Die Erfindung betrifft ein Betäubungsmittel-De­ tektionssystem und die Verwendung von chemisch markiertem Betäubungsmittel gemäß den Patentansprüchen.
Aus der Veröffentlichung Analytica Chimica Acta, 282 (1993) 297-305, Elsevier Science Publishers B.V., Amsterdam, ist es für Laborversuche bekannt, in einer unteren von zwei übereinander angeordneten Reaktionszonen eines Teststreifens kompetitive Bindungsreaktionen zu erzeugen, um entweder in dieser unteren Reaktionszone oder in der darüber angeordneten Reaktionszone eine Farbreaktion zu erzeugen, abhängig davon, ob in einer Mischung aus einer Testflüssigkeit und einer Probe bestimmte Moleküle enthalten sind. Der Teststreifen enthält in seiner unteren Zone immobilisierte Antikörper und in seiner oberen Zone beispielsweise Avidin, das die Liposomen abfängt. Die Testflüssigkeit enthält in einer Trägerlösung Liposomen. Die Testflüssigkeit wird mit der zu testenden Probe gemischt, bevor der Teststreifen in die Mischung eingetaucht wird.

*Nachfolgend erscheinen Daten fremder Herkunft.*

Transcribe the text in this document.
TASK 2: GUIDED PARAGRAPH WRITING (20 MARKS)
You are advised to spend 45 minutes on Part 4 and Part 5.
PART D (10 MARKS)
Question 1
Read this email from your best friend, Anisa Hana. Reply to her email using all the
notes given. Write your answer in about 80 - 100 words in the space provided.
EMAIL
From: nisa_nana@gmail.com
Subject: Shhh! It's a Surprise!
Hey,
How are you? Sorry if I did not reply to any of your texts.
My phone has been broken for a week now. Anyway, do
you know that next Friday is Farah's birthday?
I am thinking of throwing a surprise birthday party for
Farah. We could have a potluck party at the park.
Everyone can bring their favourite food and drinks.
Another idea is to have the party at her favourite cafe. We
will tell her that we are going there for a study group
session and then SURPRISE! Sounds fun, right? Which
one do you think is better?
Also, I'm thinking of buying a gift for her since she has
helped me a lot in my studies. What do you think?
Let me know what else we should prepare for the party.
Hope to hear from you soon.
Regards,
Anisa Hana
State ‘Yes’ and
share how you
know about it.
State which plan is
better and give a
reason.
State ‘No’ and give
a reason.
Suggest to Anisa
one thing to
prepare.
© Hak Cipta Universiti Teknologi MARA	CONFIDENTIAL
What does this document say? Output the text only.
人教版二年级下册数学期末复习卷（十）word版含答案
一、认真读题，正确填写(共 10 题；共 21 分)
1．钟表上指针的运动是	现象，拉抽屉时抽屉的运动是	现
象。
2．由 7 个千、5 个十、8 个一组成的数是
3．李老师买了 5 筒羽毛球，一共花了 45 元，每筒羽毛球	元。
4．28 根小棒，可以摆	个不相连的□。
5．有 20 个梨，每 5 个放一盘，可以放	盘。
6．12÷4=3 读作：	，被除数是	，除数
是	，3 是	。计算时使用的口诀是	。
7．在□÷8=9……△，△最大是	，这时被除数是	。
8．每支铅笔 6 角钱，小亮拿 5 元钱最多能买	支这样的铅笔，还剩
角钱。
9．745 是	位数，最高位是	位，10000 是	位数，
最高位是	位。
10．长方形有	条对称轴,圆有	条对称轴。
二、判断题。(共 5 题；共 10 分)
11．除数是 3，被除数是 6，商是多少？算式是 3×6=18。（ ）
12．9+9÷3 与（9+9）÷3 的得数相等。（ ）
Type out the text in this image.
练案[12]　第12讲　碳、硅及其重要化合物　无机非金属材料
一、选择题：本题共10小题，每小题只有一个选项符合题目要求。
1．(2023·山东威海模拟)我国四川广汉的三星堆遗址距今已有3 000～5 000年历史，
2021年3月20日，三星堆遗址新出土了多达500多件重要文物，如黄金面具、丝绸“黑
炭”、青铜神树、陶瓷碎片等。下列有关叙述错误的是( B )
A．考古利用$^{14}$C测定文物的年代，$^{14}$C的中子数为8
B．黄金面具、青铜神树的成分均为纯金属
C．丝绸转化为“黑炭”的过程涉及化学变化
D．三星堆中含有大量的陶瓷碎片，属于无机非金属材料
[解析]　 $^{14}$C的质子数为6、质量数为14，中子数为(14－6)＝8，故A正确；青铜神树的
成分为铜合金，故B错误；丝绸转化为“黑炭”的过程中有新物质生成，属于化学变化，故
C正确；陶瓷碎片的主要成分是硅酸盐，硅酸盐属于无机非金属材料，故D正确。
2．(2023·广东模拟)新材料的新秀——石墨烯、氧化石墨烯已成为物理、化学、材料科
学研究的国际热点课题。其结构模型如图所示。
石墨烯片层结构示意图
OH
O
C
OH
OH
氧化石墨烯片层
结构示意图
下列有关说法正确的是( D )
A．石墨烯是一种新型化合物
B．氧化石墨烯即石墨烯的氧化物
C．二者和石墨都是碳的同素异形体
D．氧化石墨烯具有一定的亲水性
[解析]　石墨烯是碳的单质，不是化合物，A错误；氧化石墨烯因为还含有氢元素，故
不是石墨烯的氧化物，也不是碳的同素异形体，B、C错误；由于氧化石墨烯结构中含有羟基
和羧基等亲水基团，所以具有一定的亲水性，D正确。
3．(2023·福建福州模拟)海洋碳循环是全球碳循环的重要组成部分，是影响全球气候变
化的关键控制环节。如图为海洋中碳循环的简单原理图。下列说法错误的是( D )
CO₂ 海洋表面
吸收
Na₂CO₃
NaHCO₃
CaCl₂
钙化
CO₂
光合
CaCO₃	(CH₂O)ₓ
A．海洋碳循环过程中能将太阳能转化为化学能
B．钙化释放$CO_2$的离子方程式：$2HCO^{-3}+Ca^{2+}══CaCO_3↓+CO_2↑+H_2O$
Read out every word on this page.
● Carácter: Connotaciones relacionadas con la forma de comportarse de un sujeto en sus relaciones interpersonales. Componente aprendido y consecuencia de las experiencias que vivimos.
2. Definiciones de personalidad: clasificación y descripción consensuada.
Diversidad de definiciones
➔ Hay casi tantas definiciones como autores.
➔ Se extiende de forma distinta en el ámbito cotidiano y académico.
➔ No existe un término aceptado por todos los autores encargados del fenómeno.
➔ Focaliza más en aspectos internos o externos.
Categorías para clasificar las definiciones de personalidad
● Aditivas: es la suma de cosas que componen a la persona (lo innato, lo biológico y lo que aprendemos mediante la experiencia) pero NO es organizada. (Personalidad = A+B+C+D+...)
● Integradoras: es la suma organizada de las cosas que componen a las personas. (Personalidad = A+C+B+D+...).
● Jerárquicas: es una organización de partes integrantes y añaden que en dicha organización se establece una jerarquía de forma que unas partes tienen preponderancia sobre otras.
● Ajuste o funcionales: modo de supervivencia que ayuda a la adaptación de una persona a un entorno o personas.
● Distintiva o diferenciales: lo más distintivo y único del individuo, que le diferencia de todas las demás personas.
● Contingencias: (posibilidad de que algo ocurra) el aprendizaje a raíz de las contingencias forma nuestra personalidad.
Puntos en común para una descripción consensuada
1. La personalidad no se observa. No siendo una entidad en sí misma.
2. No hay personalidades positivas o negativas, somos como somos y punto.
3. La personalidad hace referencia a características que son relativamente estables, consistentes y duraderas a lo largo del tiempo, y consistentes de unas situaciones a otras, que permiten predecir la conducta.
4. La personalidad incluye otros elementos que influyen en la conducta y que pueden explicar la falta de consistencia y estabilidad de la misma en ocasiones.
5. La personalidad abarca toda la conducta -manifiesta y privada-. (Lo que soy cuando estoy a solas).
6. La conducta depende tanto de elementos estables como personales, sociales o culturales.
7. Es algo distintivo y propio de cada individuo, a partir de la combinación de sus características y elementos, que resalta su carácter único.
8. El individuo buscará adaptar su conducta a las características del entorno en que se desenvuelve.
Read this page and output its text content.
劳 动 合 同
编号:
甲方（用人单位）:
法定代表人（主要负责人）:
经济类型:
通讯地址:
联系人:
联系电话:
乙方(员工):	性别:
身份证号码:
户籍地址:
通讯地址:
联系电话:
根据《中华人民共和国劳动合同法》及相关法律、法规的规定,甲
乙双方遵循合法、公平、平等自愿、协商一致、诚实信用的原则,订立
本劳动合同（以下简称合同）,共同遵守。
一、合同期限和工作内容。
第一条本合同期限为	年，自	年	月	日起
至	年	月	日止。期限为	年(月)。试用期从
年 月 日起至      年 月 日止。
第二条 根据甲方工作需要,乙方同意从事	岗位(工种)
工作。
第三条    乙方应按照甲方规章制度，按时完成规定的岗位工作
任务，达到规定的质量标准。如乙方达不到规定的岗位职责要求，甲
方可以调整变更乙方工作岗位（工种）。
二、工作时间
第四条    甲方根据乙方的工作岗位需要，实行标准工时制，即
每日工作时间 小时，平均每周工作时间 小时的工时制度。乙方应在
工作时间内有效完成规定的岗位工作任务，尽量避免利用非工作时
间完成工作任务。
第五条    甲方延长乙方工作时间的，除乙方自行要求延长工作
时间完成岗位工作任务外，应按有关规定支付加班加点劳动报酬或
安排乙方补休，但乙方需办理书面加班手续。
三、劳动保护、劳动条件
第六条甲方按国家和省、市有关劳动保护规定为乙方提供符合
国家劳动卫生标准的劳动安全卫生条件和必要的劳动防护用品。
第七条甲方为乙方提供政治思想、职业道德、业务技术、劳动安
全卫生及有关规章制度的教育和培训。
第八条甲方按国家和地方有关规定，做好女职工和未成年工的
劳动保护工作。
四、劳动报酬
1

Durch die Erfindung soll ein Detektionssystem geschaffen werden, mit welchem auf einfache Weise und schnell festgestellt werden kann, ob eine Person in ihrem Körper Betäubungsmittel oder eine bestimmte Mindestmenge Betäubungsmittel hat. Damit soll ermöglicht werden, daß auch ungeschultes Personal auf einfache Weise einen Test durchführen kann und schnell ein sicheres Testergebnis erhält. Ein bevorzugtes Anwendungsgebiet ist ein Betäubungsmitteltest oder Drogentest durch die Polizei an Ort und Stelle, ohne daß die Testperson auf das Polizeirevier oder in eine Klinik mitgenommen zu werden braucht. Ein weiteres Anwendungsgebiet ist jedoch auch die schnelle Untersuchung mit eindeutigem Untersuchungsergebnis von Patienten durch Rettungspersonal, Ärzte und in Kliniken, auch wenn die Patienten nicht ansprechbar oder bewußtlos sind, zur Feststellung, ob sie Betäubungsmittel in ihrem Körper haben. Damit kann der Arzt oder das Pflegepersonal geeignete Maßnahmen einleiten, die auf eine Intoxifikation von Rauschmitteln abgestimmt sind.
Diese Aufgabe wird gemäß der Erfindung durch die Patentansprüche gelöst.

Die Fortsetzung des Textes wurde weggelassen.